Contrast this with disruptive technologies, where the new entrants are usually the innovators. This might sound like a case of incumbents failing to follow consumer demand – in other words, they have stopped listening to their customers.
Instead, they are listening maybe too much. They prioritise defending their existing audience rather than leading these people towards the change that they will inevitably embrace.
Why, then, is Hollywood now changing tack? The answer is presumably that they believe the market has changed, and is moving towards a new equilibrium.

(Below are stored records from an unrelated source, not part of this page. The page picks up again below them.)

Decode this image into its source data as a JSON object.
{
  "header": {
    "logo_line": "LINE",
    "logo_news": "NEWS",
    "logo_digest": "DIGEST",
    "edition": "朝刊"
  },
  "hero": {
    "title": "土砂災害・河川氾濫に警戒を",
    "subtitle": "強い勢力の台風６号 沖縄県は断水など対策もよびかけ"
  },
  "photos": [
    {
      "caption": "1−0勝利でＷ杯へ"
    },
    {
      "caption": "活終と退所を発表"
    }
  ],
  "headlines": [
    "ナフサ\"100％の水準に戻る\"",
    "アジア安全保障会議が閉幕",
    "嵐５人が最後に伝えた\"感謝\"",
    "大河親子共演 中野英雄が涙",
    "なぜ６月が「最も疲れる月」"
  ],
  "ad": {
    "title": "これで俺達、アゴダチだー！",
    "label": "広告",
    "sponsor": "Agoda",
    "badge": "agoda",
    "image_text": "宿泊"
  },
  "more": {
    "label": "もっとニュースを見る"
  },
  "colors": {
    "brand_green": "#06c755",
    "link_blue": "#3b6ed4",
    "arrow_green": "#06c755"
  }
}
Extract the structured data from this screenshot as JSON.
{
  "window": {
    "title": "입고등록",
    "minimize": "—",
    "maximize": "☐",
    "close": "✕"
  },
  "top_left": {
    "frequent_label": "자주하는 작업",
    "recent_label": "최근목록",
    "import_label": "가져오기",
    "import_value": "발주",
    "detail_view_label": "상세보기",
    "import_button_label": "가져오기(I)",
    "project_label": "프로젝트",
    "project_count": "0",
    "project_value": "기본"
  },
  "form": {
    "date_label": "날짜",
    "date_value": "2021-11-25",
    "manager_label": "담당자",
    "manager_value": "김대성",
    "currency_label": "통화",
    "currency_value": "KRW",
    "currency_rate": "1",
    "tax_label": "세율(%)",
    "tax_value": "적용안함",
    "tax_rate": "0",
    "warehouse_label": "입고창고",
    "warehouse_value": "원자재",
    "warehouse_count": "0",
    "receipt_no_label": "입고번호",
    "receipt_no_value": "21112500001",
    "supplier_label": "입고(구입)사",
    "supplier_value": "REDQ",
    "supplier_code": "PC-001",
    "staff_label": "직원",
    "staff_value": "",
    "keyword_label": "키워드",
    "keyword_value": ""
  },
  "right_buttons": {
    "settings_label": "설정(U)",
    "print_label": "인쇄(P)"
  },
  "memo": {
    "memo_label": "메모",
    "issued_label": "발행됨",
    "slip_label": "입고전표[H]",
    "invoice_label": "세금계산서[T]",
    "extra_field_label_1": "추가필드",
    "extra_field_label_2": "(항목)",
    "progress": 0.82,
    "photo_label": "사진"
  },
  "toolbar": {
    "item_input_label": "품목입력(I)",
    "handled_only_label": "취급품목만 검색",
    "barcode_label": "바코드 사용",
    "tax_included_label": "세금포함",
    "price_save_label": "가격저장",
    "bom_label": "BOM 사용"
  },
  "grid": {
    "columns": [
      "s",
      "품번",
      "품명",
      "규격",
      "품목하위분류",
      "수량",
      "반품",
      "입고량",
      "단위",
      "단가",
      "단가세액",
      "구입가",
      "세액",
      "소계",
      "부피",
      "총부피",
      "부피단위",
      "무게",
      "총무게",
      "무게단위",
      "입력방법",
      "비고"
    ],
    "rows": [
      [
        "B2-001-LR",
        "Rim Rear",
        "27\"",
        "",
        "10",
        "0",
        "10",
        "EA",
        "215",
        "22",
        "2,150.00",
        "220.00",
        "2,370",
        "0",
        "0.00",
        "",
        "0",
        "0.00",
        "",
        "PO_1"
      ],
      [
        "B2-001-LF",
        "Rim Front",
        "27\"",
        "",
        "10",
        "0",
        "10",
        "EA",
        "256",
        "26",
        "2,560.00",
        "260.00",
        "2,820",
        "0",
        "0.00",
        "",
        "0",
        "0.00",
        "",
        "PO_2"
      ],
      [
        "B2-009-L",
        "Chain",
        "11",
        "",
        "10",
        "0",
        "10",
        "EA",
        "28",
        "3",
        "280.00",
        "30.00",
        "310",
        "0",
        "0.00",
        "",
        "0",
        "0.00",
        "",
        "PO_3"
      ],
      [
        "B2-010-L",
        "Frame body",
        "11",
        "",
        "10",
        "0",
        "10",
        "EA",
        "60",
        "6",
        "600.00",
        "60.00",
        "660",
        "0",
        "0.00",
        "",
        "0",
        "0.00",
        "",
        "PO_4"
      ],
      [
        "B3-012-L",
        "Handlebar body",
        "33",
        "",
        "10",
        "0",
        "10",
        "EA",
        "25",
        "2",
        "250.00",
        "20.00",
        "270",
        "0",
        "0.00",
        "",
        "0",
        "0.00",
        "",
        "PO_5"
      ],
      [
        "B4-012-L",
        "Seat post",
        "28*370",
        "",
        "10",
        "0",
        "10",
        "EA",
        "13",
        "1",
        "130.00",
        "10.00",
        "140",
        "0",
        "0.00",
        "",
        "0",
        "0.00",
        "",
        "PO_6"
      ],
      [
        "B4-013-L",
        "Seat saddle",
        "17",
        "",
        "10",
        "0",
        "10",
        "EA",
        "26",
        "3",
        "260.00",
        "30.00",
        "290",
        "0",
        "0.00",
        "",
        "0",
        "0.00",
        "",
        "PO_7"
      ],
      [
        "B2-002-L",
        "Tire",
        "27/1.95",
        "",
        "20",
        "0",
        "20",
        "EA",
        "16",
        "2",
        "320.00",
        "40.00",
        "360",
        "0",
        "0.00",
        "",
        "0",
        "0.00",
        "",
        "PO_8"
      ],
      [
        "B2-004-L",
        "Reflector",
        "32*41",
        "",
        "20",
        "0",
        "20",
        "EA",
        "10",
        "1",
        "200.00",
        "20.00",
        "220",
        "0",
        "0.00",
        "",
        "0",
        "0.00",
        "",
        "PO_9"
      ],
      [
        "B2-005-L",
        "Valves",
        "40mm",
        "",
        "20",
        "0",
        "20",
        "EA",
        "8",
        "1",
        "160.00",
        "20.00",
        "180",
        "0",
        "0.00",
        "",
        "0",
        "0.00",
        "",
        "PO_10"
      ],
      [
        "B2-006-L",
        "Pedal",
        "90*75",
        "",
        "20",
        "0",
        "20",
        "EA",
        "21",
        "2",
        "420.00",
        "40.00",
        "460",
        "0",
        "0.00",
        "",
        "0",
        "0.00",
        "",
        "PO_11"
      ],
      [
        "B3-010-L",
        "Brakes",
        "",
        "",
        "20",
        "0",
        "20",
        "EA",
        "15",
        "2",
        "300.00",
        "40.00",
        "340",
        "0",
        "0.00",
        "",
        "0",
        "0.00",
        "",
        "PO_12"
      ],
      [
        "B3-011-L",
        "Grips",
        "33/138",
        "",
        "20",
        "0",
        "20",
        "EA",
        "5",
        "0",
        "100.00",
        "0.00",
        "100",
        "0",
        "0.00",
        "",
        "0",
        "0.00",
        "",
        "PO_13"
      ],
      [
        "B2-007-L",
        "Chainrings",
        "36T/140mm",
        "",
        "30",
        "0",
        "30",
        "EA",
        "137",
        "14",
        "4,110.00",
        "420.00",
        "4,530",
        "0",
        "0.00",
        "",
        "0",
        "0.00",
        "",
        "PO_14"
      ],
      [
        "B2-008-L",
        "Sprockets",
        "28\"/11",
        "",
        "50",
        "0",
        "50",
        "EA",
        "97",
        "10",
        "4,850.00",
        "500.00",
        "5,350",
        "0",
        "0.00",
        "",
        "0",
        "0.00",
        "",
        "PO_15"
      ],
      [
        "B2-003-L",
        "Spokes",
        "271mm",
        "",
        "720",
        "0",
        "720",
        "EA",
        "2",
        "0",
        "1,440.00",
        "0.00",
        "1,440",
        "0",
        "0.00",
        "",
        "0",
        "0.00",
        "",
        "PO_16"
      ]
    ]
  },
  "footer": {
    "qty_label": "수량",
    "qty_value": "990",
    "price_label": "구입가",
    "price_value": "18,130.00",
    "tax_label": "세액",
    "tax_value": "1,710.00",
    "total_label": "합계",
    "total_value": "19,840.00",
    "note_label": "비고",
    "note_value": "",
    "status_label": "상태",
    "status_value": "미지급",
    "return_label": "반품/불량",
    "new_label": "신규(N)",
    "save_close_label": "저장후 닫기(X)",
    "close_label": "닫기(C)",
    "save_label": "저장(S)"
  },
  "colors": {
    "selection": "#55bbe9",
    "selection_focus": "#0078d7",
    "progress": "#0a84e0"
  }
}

This will be partly due to improvements in household internet speeds, and partly from the new supply of customers created by the disruptor, Netflix. WarnerMedia, for example, is betting that streaming has reached the stage where it can earn more from Friends on its own platform than by licensing it to Netflix.
Yet this is not the way that an established company should have approached this decision. Instead they should concentrate more on the future: once you accept that each product or service has its life cycle and will eventually come to the end, the only way forward is to try and disrupt the market yourself.
As Apple’s Steve Jobs once said, “If you don’t cannibalise yourself, someone else will”. To this day, Apple aims to prioritise disruptive innovations regardless of whether it will damage the sales of some of its other products in the process.
By doing this wherever it is appropriate, you avoid the innovator’s dilemma entirely.
The TV streaming business – like all other businesses going through technological change – is a game of winner takes all, in which only a small number of players will come to dominate. According to the theory of the innovator’s dilemma, it is the innovator that tends to win.
By allowing Netflix and perhaps Amazon to develop such a commanding lead in this space, the Hollywood majors may not now be able to catch them – even with their huge production budgets and content libraries. Either way, it is going to provide a fascinating case study for this whole area of research.
If this is more of a cliffhanger than you can stand, let me end with a consolation: viewers can expect to pay rock bottom prices for all this content until the battle is over. This means that there will be no shortage of distractions in the meantime.